Hi @Raghav1,
There are a few things happening here, so let me walk through each one and give you a path forward.
UNDERSTANDING THE GATEWAY_DEFINITION ERROR
The error "Modifying following parameter gateway_definition in pipeline settings is not allowed" occurs because certain pipeline parameters are treated as immutable once the pipeline is created. The gateway_definition is an internal field tied to how the pipeline's compute is initially provisioned, and it cannot be changed via a CLI update command after creation.
The recommended approach is to delete the pipeline and recreate it with the correct compute configuration from the start.
HOW TO PROPERLY ATTACH A CLUSTER POLICY TO A PIPELINE
When creating a Lakeflow Spark Declarative Pipeline (SDP) via the Databricks CLI or REST API, you need to include the policy_id in the clusters array of your pipeline definition JSON, along with apply_policy_default_values set to true.
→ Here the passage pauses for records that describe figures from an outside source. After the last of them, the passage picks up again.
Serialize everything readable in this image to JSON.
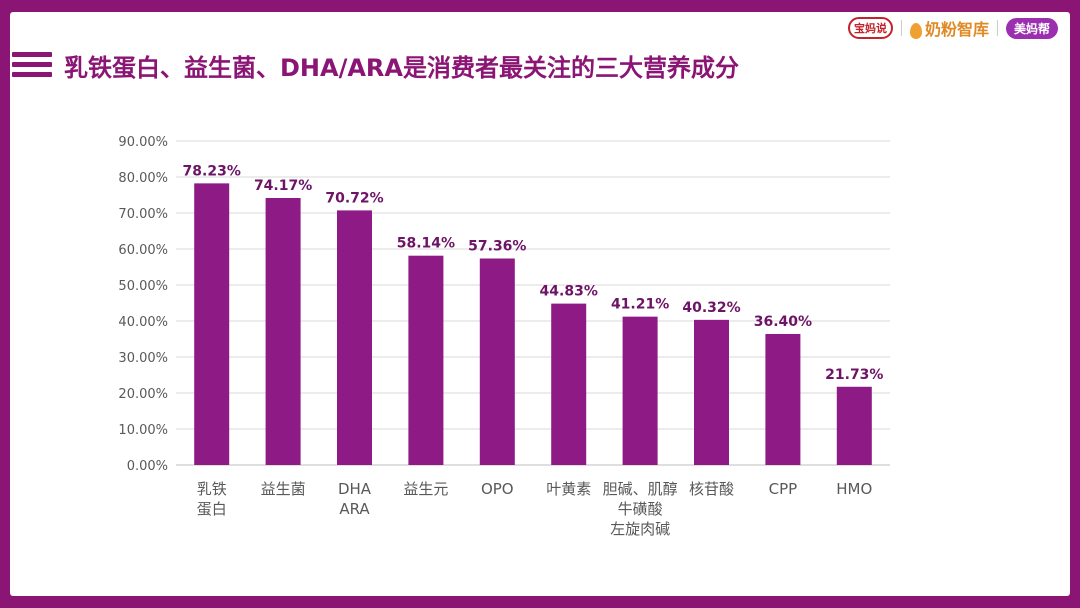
{
  "header": {
    "title": "乳铁蛋白、益生菌、DHA/ARA是消费者最关注的三大营养成分",
    "logos": [
      "宝妈说",
      "奶粉智库",
      "美妈帮"
    ]
  },
  "colors": {
    "accent": "#8a1574",
    "bar": "#8e1a86",
    "grid": "#d9d9d9"
  },
  "chart_data": {
    "type": "bar",
    "title": "乳铁蛋白、益生菌、DHA/ARA是消费者最关注的三大营养成分",
    "categories": [
      [
        "乳铁",
        "蛋白"
      ],
      [
        "益生菌"
      ],
      [
        "DHA",
        "ARA"
      ],
      [
        "益生元"
      ],
      [
        "OPO"
      ],
      [
        "叶黄素"
      ],
      [
        "胆碱、肌醇",
        "牛磺酸",
        "左旋肉碱"
      ],
      [
        "核苷酸"
      ],
      [
        "CPP"
      ],
      [
        "HMO"
      ]
    ],
    "values": [
      78.23,
      74.17,
      70.72,
      58.14,
      57.36,
      44.83,
      41.21,
      40.32,
      36.4,
      21.73
    ],
    "data_labels": [
      "78.23%",
      "74.17%",
      "70.72%",
      "58.14%",
      "57.36%",
      "44.83%",
      "41.21%",
      "40.32%",
      "36.40%",
      "21.73%"
    ],
    "yticks": [
      "0.00%",
      "10.00%",
      "20.00%",
      "30.00%",
      "40.00%",
      "50.00%",
      "60.00%",
      "70.00%",
      "80.00%",
      "90.00%"
    ],
    "ylim": [
      0,
      90
    ],
    "xlabel": "",
    "ylabel": "",
    "grid": true
  }
}
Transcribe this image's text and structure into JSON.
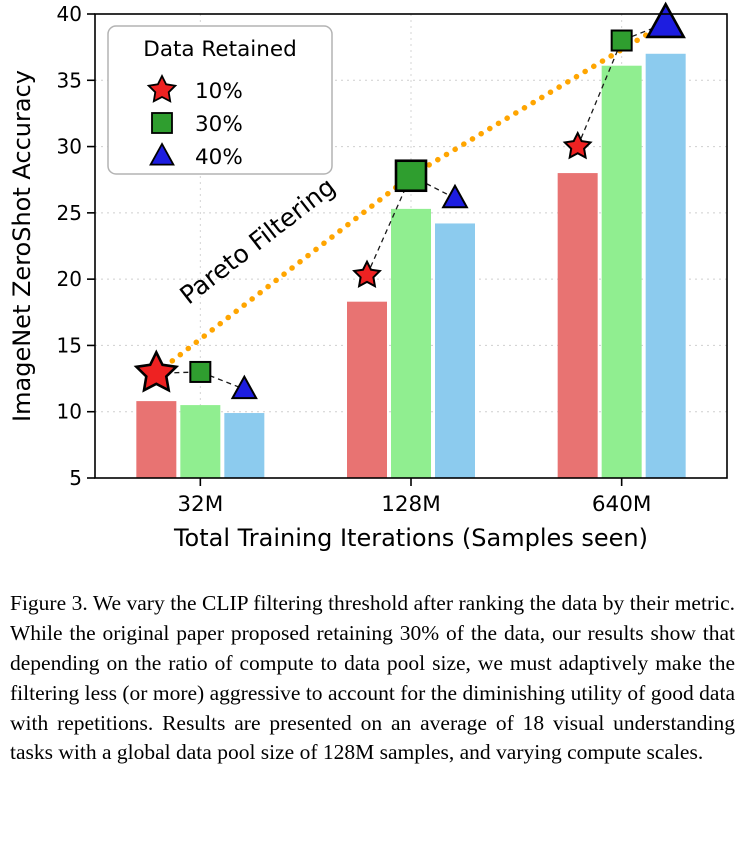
{
  "chart_data": {
    "type": "bar",
    "title": "",
    "xlabel": "Total Training Iterations (Samples seen)",
    "ylabel": "ImageNet ZeroShot Accuracy",
    "ylim": [
      5,
      40
    ],
    "yticks": [
      5,
      10,
      15,
      20,
      25,
      30,
      35,
      40
    ],
    "categories": [
      "32M",
      "128M",
      "640M"
    ],
    "grid": true,
    "legend": {
      "title": "Data Retained",
      "position": "upper left",
      "entries": [
        "10%",
        "30%",
        "40%"
      ]
    },
    "series": [
      {
        "name": "10%",
        "marker": "star",
        "bar_color": "#e87372",
        "marker_color": "#ee2222",
        "bar_values": [
          10.8,
          18.3,
          28.0
        ],
        "marker_values": [
          12.9,
          20.3,
          30.0
        ]
      },
      {
        "name": "30%",
        "marker": "square",
        "bar_color": "#90ee90",
        "marker_color": "#2f9e2f",
        "bar_values": [
          10.5,
          25.3,
          36.1
        ],
        "marker_values": [
          13.0,
          27.8,
          38.0
        ]
      },
      {
        "name": "40%",
        "marker": "triangle",
        "bar_color": "#8ccbee",
        "marker_color": "#1d1de0",
        "bar_values": [
          9.9,
          24.2,
          37.0
        ],
        "marker_values": [
          11.7,
          26.1,
          39.3
        ]
      }
    ],
    "pareto_line": {
      "label": "Pareto Filtering",
      "color": "#ffa500",
      "points": [
        {
          "category": "32M",
          "series": "10%"
        },
        {
          "category": "128M",
          "series": "30%"
        },
        {
          "category": "640M",
          "series": "40%"
        }
      ]
    }
  },
  "caption": {
    "text": "Figure 3.  We vary the CLIP filtering threshold after ranking the data by their metric. While the original paper proposed retaining 30% of the data, our results show that depending on the ratio of compute to data pool size, we must adaptively make the filtering less (or more) aggressive to account for the diminishing utility of good data with repetitions. Results are presented on an average of 18 visual understanding tasks with a global data pool size of 128M samples, and varying compute scales."
  }
}
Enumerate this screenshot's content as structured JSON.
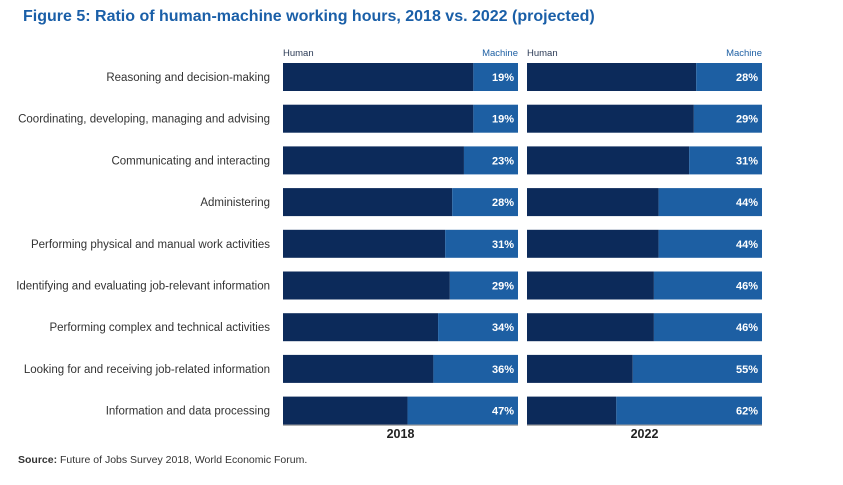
{
  "title": "Figure 5: Ratio of human-machine working hours, 2018 vs. 2022 (projected)",
  "source": {
    "label": "Source:",
    "text": "Future of Jobs Survey 2018, World Economic Forum."
  },
  "colors": {
    "human": "#0c2a5a",
    "machine": "#1d5fa3",
    "label_text": "#333333",
    "header_text": "#2b3a55"
  },
  "chart_data": {
    "type": "bar",
    "orientation": "horizontal",
    "stacked": true,
    "normalized": true,
    "categories": [
      "Reasoning and decision-making",
      "Coordinating, developing, managing and advising",
      "Communicating and interacting",
      "Administering",
      "Performing physical and manual work activities",
      "Identifying and evaluating job-relevant information",
      "Performing complex and technical activities",
      "Looking for and receiving job-related information",
      "Information and data processing"
    ],
    "panels": [
      {
        "name": "2018",
        "header_left": "Human",
        "header_right": "Machine",
        "series": [
          {
            "name": "Human",
            "values": [
              81,
              81,
              77,
              72,
              69,
              71,
              66,
              64,
              53
            ]
          },
          {
            "name": "Machine",
            "values": [
              19,
              19,
              23,
              28,
              31,
              29,
              34,
              36,
              47
            ]
          }
        ],
        "labels": [
          "19%",
          "19%",
          "23%",
          "28%",
          "31%",
          "29%",
          "34%",
          "36%",
          "47%"
        ]
      },
      {
        "name": "2022",
        "header_left": "Human",
        "header_right": "Machine",
        "series": [
          {
            "name": "Human",
            "values": [
              72,
              71,
              69,
              56,
              56,
              54,
              54,
              45,
              38
            ]
          },
          {
            "name": "Machine",
            "values": [
              28,
              29,
              31,
              44,
              44,
              46,
              46,
              55,
              62
            ]
          }
        ],
        "labels": [
          "28%",
          "29%",
          "31%",
          "44%",
          "44%",
          "46%",
          "46%",
          "55%",
          "62%"
        ]
      }
    ],
    "xlim": [
      0,
      100
    ]
  }
}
This ensures the policy defaults are applied to the pipeline compute.
Here is an example pipeline creation JSON that references a cluster policy:
{
"name": "my-sdp-pipeline",
"clusters": [
{
"label": "default",
"policy_id": "<your-cluster-policy-id>",
"apply_policy_default_values": true
}
],
"libraries": [
{
"notebook": {
"path": "/path/to/your/notebook"
}
}
],
"development": true
}
The "label": "default" ensures the policy applies to both the update cluster and the maintenance cluster that every pipeline creates.
To create this pipeline via the Databricks CLI:
databricks pipelines create --json '{
"name": "my-sdp-pipeline",
"clusters": [
{
"label": "default",
"policy_id": "<your-cluster-policy-id>",
"apply_policy_default_values": true
}
],
"libraries": [
{
"notebook": {
"path": "/path/to/your/notebook"
}
}
],
"development": true
}'
IMPORTANT: POLICIES CONSTRAIN, THEY DO NOT AUTO-DOWNSIZE
A cluster policy constrains what values are allowed for compute configuration. It does not automatically select the smallest possible VM for you. If your pipeline definition does not explicitly set a node_type_id, Databricks will auto-select one, and that auto-selected type must still comply with your policy. If the auto-selected type happens to be Standard_F4s and that exceeds your Azure Free Trial quota, the cluster will fail to launch.
To ensure a small enough VM is used, you should either:
1. Set a fixed node_type_id directly in the pipeline's clusters configuration:
{
"clusters": [
{
"label": "default",
"policy_id": "<your-policy-id>",
"apply_policy_default_values": true,
"node_type_id": "Standard_DS3_v2",
"driver_node_type_id": "Standard_DS3_v2",
"num_workers": 0
}
]
}
2. Or set a fixed value in the cluster policy itself so that any pipeline using it always gets a small VM:
{
"cluster_type": {
"type": "fixed",
"value": "dlt"
},
"node_type_id": {
"type": "fixed",
"value": "Standard_DS3_v2",
"hidden": true
},
"driver_node_type_id": {
"type": "fixed",
"value": "Standard_DS3_v2",
"hidden": true
},
"num_workers": {
"type": "fixed",
"value": 0,
"hidden": true
}
}
Note: For Lakeflow Spark Declarative Pipelines (SDP) policies, you must include "cluster_type" set to "dlt" in the policy definition.
Setting num_workers to 0 gives you a single-node (driver-only) compute resource, which is the most quota-friendly option for an Azure Free Trial.
RECOMMENDED STEPS FOR YOUR SITUATION
1. Delete the existing pipeline that is stuck with the wrong configuration.
2. Create a cluster policy (if you have not already) with fixed small VM types and cluster_type set to "dlt". You can verify your available VM sizes in the Azure portal to find one that fits within your quota.
3. Recreate the pipeline using the CLI command above, referencing your policy_id and setting apply_policy_default_values to true.
4. If you want to be explicit and not rely on the policy alone, also specify node_type_id and num_workers: 0 in the clusters block of the pipeline JSON.
RELEVANT DOCUMENTATION
- Configure classic compute for Lakeflow Spark Declarative Pipelines: https://docs.databricks.com/aws/en/delta-live-tables/configure-compute.html
- Pipeline settings reference: https://docs.databricks.com/aws/en/delta-live-tables/settings.html
- Compute policy definition reference: https://docs.databricks.com/aws/en/admin/clusters/policy-definition.html
- Pipelines CLI reference: https://docs.databricks.com/aws/en/dev-tools/cli/databricks-cli.html
Since you are on Azure, replace "aws" in the documentation URLs above with "azure" to see the Azure-specific versions.
* This reply used an agent system I built to research and draft this response based on the wide set of documentation I have available and previous memory. I personally review the draft for any obvious issues and for monitoring system reliability and update it when I detect any drift, but there is still a small chance that something is inaccurate, especially if you are experimenting with brand new features.